I often intended, but before I had it in my power forgot, to ask you whether your Brother in law Majr Johnston would not, in your opinion, make a good Aid de Camp to me, I know it is a question that will involve you in some difficulty, but I beg you will not consider the Connexion between you in answering of it.1 I have heard that Majr Johnston is a Man of Education. I beleive him to be a Man of Sense—these are two very necessary qualification’s; but how is his temper? As to Military knowledge, I do not expect to find Gentlemen much skilled in it—If they can write a good Letter—write quick—are methodical, & deligent, it is all I expect to find in my Aids. do not therefore if Mr Johnston possesses these qualities, and a good disposition, refrain (from false modesty) to withhold your recommendation; because in that case you will do him injustice, & me a disservice.

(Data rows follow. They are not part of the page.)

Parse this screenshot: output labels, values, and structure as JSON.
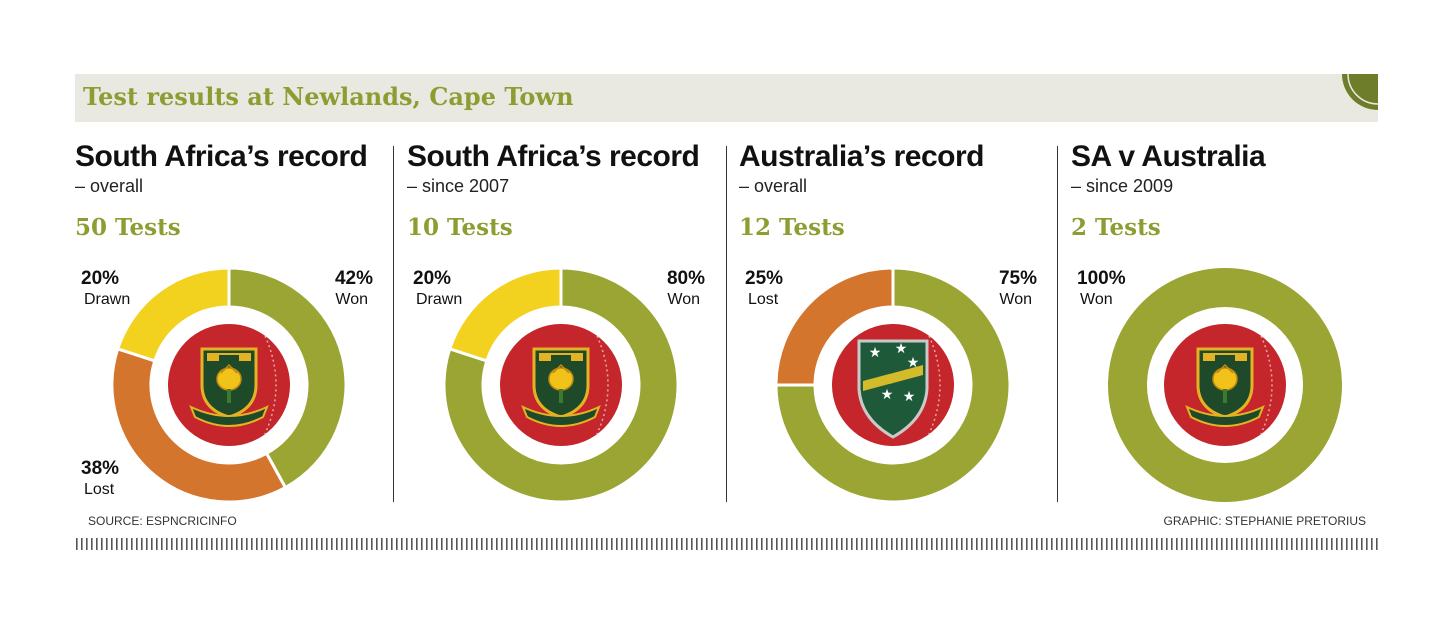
{
  "header": {
    "title": "Test results at Newlands, Cape Town"
  },
  "colors": {
    "won": "#9aa533",
    "lost": "#d4752e",
    "drawn": "#f3d21f",
    "ball": "#c4262b",
    "accent": "#8d9d32"
  },
  "emblems": [
    "sa-crest-icon",
    "sa-crest-icon",
    "australia-crest-icon",
    "sa-crest-icon"
  ],
  "chart_data": [
    {
      "type": "pie",
      "title": "South Africa’s record",
      "subtitle": "– overall",
      "tests": "50 Tests",
      "slices": [
        {
          "label": "Won",
          "value": 42,
          "pct": "42%",
          "color": "#9aa533",
          "pos": "top-right"
        },
        {
          "label": "Lost",
          "value": 38,
          "pct": "38%",
          "color": "#d4752e",
          "pos": "bottom-left"
        },
        {
          "label": "Drawn",
          "value": 20,
          "pct": "20%",
          "color": "#f3d21f",
          "pos": "top-left"
        }
      ]
    },
    {
      "type": "pie",
      "title": "South Africa’s record",
      "subtitle": "– since 2007",
      "tests": "10 Tests",
      "slices": [
        {
          "label": "Won",
          "value": 80,
          "pct": "80%",
          "color": "#9aa533",
          "pos": "top-right"
        },
        {
          "label": "Drawn",
          "value": 20,
          "pct": "20%",
          "color": "#f3d21f",
          "pos": "top-left"
        }
      ]
    },
    {
      "type": "pie",
      "title": "Australia’s record",
      "subtitle": "– overall",
      "tests": "12 Tests",
      "slices": [
        {
          "label": "Won",
          "value": 75,
          "pct": "75%",
          "color": "#9aa533",
          "pos": "top-right"
        },
        {
          "label": "Lost",
          "value": 25,
          "pct": "25%",
          "color": "#d4752e",
          "pos": "top-left"
        }
      ]
    },
    {
      "type": "pie",
      "title": "SA v Australia",
      "subtitle": "– since 2009",
      "tests": "2 Tests",
      "slices": [
        {
          "label": "Won",
          "value": 100,
          "pct": "100%",
          "color": "#9aa533",
          "pos": "top-left"
        }
      ]
    }
  ],
  "footer": {
    "source": "SOURCE: ESPNCRICINFO",
    "credit": "GRAPHIC: STEPHANIE PRETORIUS"
  }
}
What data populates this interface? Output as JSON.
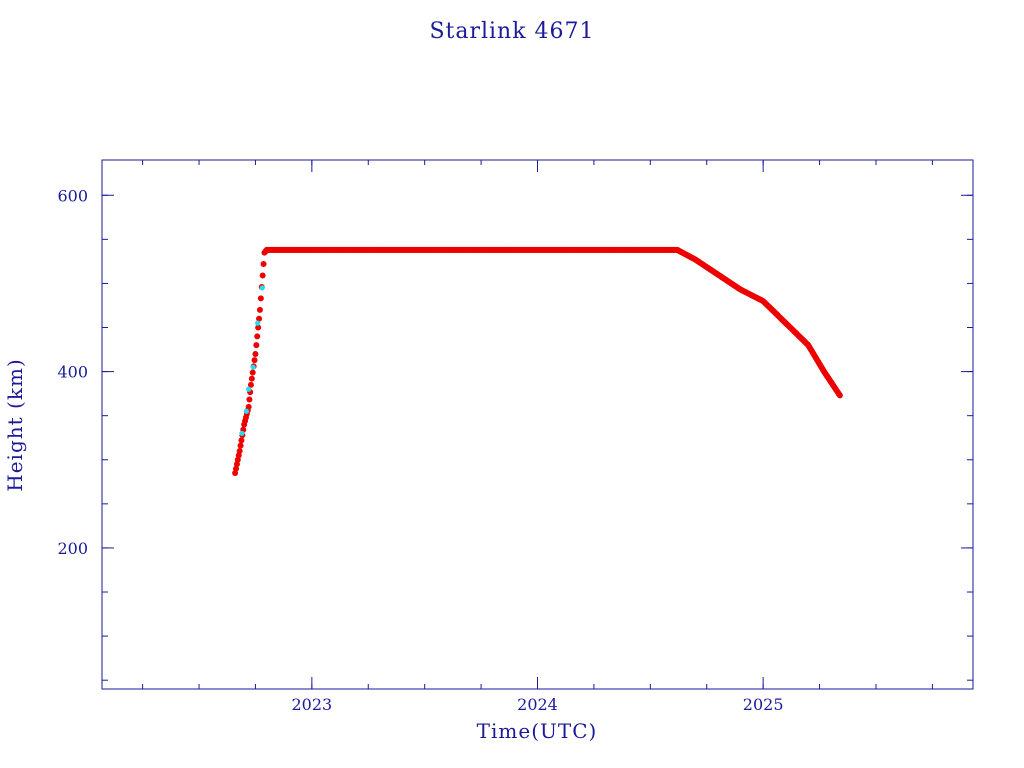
{
  "chart_data": {
    "type": "scatter",
    "title": "Starlink 4671",
    "xlabel": "Time(UTC)",
    "ylabel": "Height (km)",
    "xlim": [
      2022.07,
      2025.93
    ],
    "ylim": [
      40,
      640
    ],
    "x_ticks": [
      {
        "value": 2023,
        "label": "2023"
      },
      {
        "value": 2024,
        "label": "2024"
      },
      {
        "value": 2025,
        "label": "2025"
      }
    ],
    "y_ticks": [
      {
        "value": 200,
        "label": "200"
      },
      {
        "value": 400,
        "label": "400"
      },
      {
        "value": 600,
        "label": "600"
      }
    ],
    "x_minor_step": 0.25,
    "y_minor_step": 50,
    "grid": false,
    "legend": "none",
    "colors": {
      "axis": "#1a1a9a",
      "series": "#ee0000",
      "highlight": "#22ddee"
    },
    "series": [
      {
        "values": [
          [
            2022.66,
            285
          ],
          [
            2022.68,
            310
          ],
          [
            2022.7,
            340
          ],
          [
            2022.72,
            360
          ],
          [
            2022.73,
            385
          ],
          [
            2022.75,
            420
          ],
          [
            2022.77,
            470
          ],
          [
            2022.79,
            535
          ],
          [
            2022.8,
            538
          ],
          [
            2023.0,
            538
          ],
          [
            2023.25,
            538
          ],
          [
            2023.5,
            538
          ],
          [
            2023.75,
            538
          ],
          [
            2024.0,
            538
          ],
          [
            2024.25,
            538
          ],
          [
            2024.5,
            538
          ],
          [
            2024.62,
            538
          ],
          [
            2024.7,
            527
          ],
          [
            2024.8,
            510
          ],
          [
            2024.9,
            493
          ],
          [
            2025.0,
            480
          ],
          [
            2025.1,
            455
          ],
          [
            2025.2,
            430
          ],
          [
            2025.27,
            400
          ],
          [
            2025.34,
            373
          ]
        ]
      },
      {
        "values": [
          [
            2022.69,
            330
          ],
          [
            2022.71,
            355
          ],
          [
            2022.72,
            380
          ],
          [
            2022.74,
            405
          ],
          [
            2022.76,
            455
          ],
          [
            2022.78,
            495
          ]
        ]
      }
    ]
  }
}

If you think Mr Johnston will suit me as well as any other, I should prefer him; & therefore beg that he may be sent hither immediately, as Webb only waits the arrival of another Aid to set out for Connecticut. I am ever Yr Affecte friend & Obedt Servt

Go: Washington

ALS, DNA: RG 233, HR 22 A-B1, HR-155.

1Harrison, who apparently went to Philadelphia to get immunized against the smallpox, was married to George Johnston’s sister Sarah. The Johnstons’ father, George Johnston, Sr. (d. 1766), a prominent Fairfax, Va., attorney and burgess who lived near Mount Vernon, had been well acquainted with GW since the French and Indian War, and their mother, Sarah McCarty Johnston, was the sister of GW’s old friend Daniel McCarty. George Johnston, Jr. (1750–1777), served as clerk of the Loudoun County committee in May 1775, and on 21 Sept. 1775 he was appointed a captain in the 2d Virginia Regiment. Promoted to major of the 5th Virginia Regiment on 13 Aug. 1776, Johnston marched north with his regiment in mid-December 1776 to join GW’s army in Bucks County, Pa. (see Johnston to Leven Powell, 12 Dec. 1776, in “Old Virginia Line,” description begins Lyon G. Tyler. “The Old Virginia Line in the Middle States during the American Revolution.” Tyler’s Quarterly Historical and Genealogical Magazine 12 (1930–31): 1–43, 90–141, 198–203, 283–89. description ends 102–3). Johnston began his duties as an aide-de-camp to GW on 20 Jan. 1777 (see General Orders, that date), and he served until his death at Morristown sometime during the late spring of this year (see Purdie and Dixon’s Virginia Gazette [Williamsburg], 13 June 1777). Johnston, said Martha Daingerfield Bland in a letter to her sister-in-law Frances Bland Randolph, “is exceedingly witty at everybody’s expense but cant allow other people to be so at his own, tho they often take the liberty” (N.J. Hist. Soc. Proceedings description begins Proceedings of the New Jersey Historical Society. 84 vols. Newark, N.J., 1845–1966. description ends , 51 [1933], 250–53).